Kun joined American Jewish historian Tony Michels (UW Madison) and comedians Jessica Chaffin, Jena Friedman, Lynn Harris, and Michaela Watkins to discuss the outsized role that Jewish women have played as path-breaking comedic writers and performers. Together, they reflected on how comedy has changed in recent years, and what labels such as “Jewish comedian” and “female comedian” mean today. Watch their dynamic (and hilarious) conversation now.

Available now

Jewish Listening: A Reckoning

Josh Kun

In his public lecture, “Jewish Listening: A Reckoning”– reimagined as a radio essay — Kun will reflect on a lifetime of listening to music and explore what it means to be a Jewish listener, what it means to listen “as a Jew.” In particular, he will re-visit writing from earlier in his career on the history of Jewish-American music in the context of contemporary debates across Israel and Palestine. Can listening change the meanings of Jewishness? How does music interrupt the equivalencies of identity?
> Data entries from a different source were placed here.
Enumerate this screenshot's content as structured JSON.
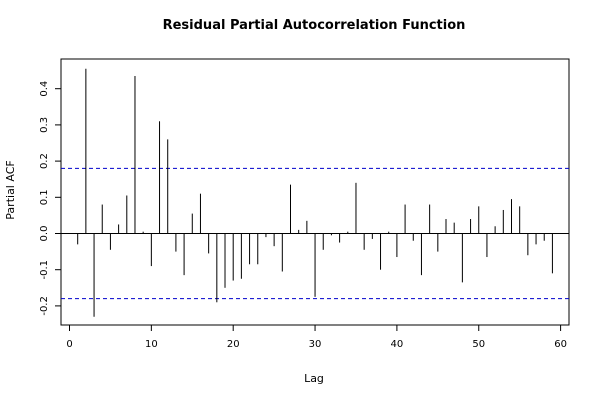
{
  "chart_data": {
    "type": "bar",
    "title": "Residual Partial Autocorrelation Function",
    "xlabel": "Lag",
    "ylabel": "Partial ACF",
    "xlim": [
      0,
      60
    ],
    "ylim": [
      -0.25,
      0.45
    ],
    "x_ticks": [
      0,
      10,
      20,
      30,
      40,
      50,
      60
    ],
    "y_ticks": [
      -0.2,
      -0.1,
      0.0,
      0.1,
      0.2,
      0.3,
      0.4
    ],
    "x_tick_labels": [
      "0",
      "10",
      "20",
      "30",
      "40",
      "50",
      "60"
    ],
    "y_tick_labels": [
      "-0.2",
      "-0.1",
      "0.0",
      "0.1",
      "0.2",
      "0.3",
      "0.4"
    ],
    "confidence_bounds": [
      0.18,
      -0.18
    ],
    "confidence_color": "#0000cc",
    "grid": false,
    "lags": [
      1,
      2,
      3,
      4,
      5,
      6,
      7,
      8,
      9,
      10,
      11,
      12,
      13,
      14,
      15,
      16,
      17,
      18,
      19,
      20,
      21,
      22,
      23,
      24,
      25,
      26,
      27,
      28,
      29,
      30,
      31,
      32,
      33,
      34,
      35,
      36,
      37,
      38,
      39,
      40,
      41,
      42,
      43,
      44,
      45,
      46,
      47,
      48,
      49,
      50,
      51,
      52,
      53,
      54,
      55,
      56,
      57,
      58,
      59
    ],
    "values": [
      -0.03,
      0.455,
      -0.23,
      0.08,
      -0.045,
      0.025,
      0.105,
      0.435,
      0.005,
      -0.09,
      0.31,
      0.26,
      -0.05,
      -0.115,
      0.055,
      0.11,
      -0.055,
      -0.19,
      -0.15,
      -0.13,
      -0.125,
      -0.085,
      -0.085,
      -0.01,
      -0.035,
      -0.105,
      0.135,
      0.01,
      0.035,
      -0.175,
      -0.045,
      -0.005,
      -0.025,
      0.005,
      0.14,
      -0.045,
      -0.015,
      -0.1,
      0.005,
      -0.065,
      0.08,
      -0.02,
      -0.115,
      0.08,
      -0.05,
      0.04,
      0.03,
      -0.135,
      0.04,
      0.075,
      -0.065,
      0.02,
      0.065,
      0.095,
      0.075,
      -0.06,
      -0.03,
      -0.02,
      -0.11
    ]
  }
}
What happens when a “Jewish” listener is immersed in the music of Palestine? What new music, what new musical positions, emerge?

Acknowledgments:
With gratitude to Rasha Hilwi, Sulafa Zidani, Abed Hathot, Ussama Makdisi, Bashar Murad, David A. McDonald, Mark LeVine, Ceci Bastida, and everyone at the UCLA Alan D. Leve Center for Jewish Studies for their support of this work.

The Leve Center is delighted to welcome our 2019-2020 Etta and Milton Leve Scholar-in-Residence, Professor Josh Kun, Director of the USC Annenberg School of Communication, Professor of Communication and Journalism, and Chair in Cross-cultural Communication. His books include Audiotopia: Music, Race, and America (2006), which won an American Book Award, Songs in the Key of Los Angeles (2013), The Tide Was Always High: The Music of Latin America in Los Angeles (2017), and The Autograph Book of L.A.: Improvements on the Page of the City (2019). His writing has appeared in The New York Times, Los Angeles Times, The New Yorker, and The Los Angeles Review of Books, and he serves on the editorial boards of Public Culture, Journal of Popular Music Studies and the Music Research Annual. As a curator of public humanities projects, he has worked with the Los Angeles Public Library, the Getty Foundation, the California African American Museum, SFMOMA, the Grammy Museum, and LACMA.  He also co-curates CALA Crossfade Lab and directs the Popular Music Project of the Norman Lear Center. For these accomplishments and more, Kun has been awarded the MacArthur Fellowship (2016) and the Berlin Prize (2018).

Kun describes his work as being interested in, “what music can tell us about the past, how it helps us survive the present, and how it can help people imagine new futures.” Bridging traditional scholarship, public humanities, and performance, he uses seemingly mundane cultural remnants – album covers, menus, and, most recently, autographs – to reveal expansive historical narratives.  He does so across multiple modes, including his weekly radio show, reflecting, as with his scholarship, that the arts and popular culture can be powerful conduits for cross-cultural exchange.